Zu dessen Gefahren konnten sich die Autoren der Osteoporose-Leit­linie nur auf einen dürren Satz einigen: Das Risiko "wird kontrovers diskutiert", schreiben sie. Mit anderen Worten: Nichts Genaues weiß man auch weiterhin nicht.

Dass die Frage jemals endgültig geklärt wird, ist allerdings höchst zweifelhaft. Denn Studien, in denen gezielt das unterschiedliche Ausmaß eines Schadens untersucht wird, sind moralisch kaum zu vertreten und würden wohl von keiner Ethikkommission genehmigt. 

Auf kalziumreiche Ernährung achten

Allerdings ist der hässliche Verdacht nun in der Welt – nicht bewiesen, aber auch nicht endgültig widerlegt. Was folgt daraus, vor allem für Osteoporose-Patienten, für die Kalzium besonders wichtig ist?

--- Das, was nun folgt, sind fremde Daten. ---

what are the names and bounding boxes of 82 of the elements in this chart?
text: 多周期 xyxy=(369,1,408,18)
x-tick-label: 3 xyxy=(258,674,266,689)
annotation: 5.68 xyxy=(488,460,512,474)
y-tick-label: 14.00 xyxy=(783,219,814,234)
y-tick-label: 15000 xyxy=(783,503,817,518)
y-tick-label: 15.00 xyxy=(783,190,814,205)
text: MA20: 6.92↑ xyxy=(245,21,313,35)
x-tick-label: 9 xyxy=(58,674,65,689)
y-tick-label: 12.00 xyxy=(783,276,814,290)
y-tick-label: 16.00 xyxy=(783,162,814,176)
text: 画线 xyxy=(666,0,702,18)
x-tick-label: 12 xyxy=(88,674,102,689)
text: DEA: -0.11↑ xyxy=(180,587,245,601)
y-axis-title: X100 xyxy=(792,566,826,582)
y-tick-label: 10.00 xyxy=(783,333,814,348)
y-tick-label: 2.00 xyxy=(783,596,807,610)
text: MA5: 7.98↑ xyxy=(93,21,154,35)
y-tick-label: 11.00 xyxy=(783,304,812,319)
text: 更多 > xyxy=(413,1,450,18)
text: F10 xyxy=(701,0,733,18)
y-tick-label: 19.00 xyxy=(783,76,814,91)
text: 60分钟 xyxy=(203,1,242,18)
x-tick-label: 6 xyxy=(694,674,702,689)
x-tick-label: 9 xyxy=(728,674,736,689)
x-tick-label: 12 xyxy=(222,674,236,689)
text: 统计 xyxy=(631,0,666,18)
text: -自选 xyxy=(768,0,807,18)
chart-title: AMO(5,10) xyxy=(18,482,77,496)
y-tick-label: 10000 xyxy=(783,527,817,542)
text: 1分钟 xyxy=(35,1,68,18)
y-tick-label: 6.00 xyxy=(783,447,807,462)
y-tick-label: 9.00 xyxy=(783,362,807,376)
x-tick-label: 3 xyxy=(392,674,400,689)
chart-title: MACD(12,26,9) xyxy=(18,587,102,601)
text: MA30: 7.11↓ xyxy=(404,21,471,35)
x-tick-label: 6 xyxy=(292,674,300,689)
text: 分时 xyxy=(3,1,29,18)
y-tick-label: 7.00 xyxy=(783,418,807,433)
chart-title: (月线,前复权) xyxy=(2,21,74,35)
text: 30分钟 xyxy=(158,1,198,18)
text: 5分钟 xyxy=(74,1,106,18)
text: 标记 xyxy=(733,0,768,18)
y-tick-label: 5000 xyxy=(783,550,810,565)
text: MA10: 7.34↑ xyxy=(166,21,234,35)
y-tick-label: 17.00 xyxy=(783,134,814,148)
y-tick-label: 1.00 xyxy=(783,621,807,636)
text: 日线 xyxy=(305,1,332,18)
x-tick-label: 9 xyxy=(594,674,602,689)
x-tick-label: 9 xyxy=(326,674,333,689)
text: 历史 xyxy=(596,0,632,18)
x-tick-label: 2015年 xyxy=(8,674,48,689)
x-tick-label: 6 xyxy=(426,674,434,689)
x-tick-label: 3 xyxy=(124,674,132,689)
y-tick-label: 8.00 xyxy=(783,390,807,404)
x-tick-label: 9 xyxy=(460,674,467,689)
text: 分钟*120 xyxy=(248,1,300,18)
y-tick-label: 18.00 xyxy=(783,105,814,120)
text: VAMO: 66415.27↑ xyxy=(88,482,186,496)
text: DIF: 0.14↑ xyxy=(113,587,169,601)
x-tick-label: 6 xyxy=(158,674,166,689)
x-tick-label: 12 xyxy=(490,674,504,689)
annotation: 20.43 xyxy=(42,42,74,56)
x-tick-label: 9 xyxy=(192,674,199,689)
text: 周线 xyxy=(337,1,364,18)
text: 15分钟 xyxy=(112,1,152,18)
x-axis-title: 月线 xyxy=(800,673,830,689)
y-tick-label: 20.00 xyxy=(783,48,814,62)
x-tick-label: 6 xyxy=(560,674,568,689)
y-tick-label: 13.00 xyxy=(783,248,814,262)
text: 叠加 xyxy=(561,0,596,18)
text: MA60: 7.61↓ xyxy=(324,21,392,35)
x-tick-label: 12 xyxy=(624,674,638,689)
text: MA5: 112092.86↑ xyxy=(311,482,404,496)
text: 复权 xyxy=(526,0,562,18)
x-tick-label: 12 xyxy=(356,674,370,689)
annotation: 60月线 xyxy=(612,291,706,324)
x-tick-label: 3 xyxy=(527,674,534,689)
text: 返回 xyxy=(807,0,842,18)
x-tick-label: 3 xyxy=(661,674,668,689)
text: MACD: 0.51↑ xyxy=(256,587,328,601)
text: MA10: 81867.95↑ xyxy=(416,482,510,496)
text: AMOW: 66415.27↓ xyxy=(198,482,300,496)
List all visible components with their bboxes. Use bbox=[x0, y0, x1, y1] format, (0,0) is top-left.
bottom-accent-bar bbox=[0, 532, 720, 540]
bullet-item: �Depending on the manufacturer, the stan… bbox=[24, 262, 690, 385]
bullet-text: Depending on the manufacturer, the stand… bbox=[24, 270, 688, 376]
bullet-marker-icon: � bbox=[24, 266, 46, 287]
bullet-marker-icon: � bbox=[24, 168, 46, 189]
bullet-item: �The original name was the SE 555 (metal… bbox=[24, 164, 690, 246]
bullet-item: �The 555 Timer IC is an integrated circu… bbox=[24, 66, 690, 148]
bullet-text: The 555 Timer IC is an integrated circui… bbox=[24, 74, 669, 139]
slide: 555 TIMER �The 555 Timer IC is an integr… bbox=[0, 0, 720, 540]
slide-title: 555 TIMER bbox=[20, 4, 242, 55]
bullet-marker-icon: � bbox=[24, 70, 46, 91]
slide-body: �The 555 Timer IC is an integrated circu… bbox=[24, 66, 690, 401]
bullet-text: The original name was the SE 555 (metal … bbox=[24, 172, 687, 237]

Für die meisten gibt es glücklicherweise einen Ausweg: Wer auf eine kalziumreiche Ernährung achtet, der braucht normalerweise keine Tabletten. Eine Tagesration des Mineralstoffs liefern zum Beispiel schon ein Glas Milch und zwei Scheiben Käse. Auch grünes Gemüse wie Brokkoli sowie Hasel- und Paranüsse enthalten viel von dem Mineralstoff. Am einfachsten lässt sich die Versorgung über ein kalziumreiches Mineralwasser steuern.

Nur wer als Risikopatient auf diese Weise nicht zumindest annähernd ein Gramm Kalzium täglich zu sich nimmt, sollte zu Tabletten greifen. In Panik verfallen muss man aber auch dann nicht.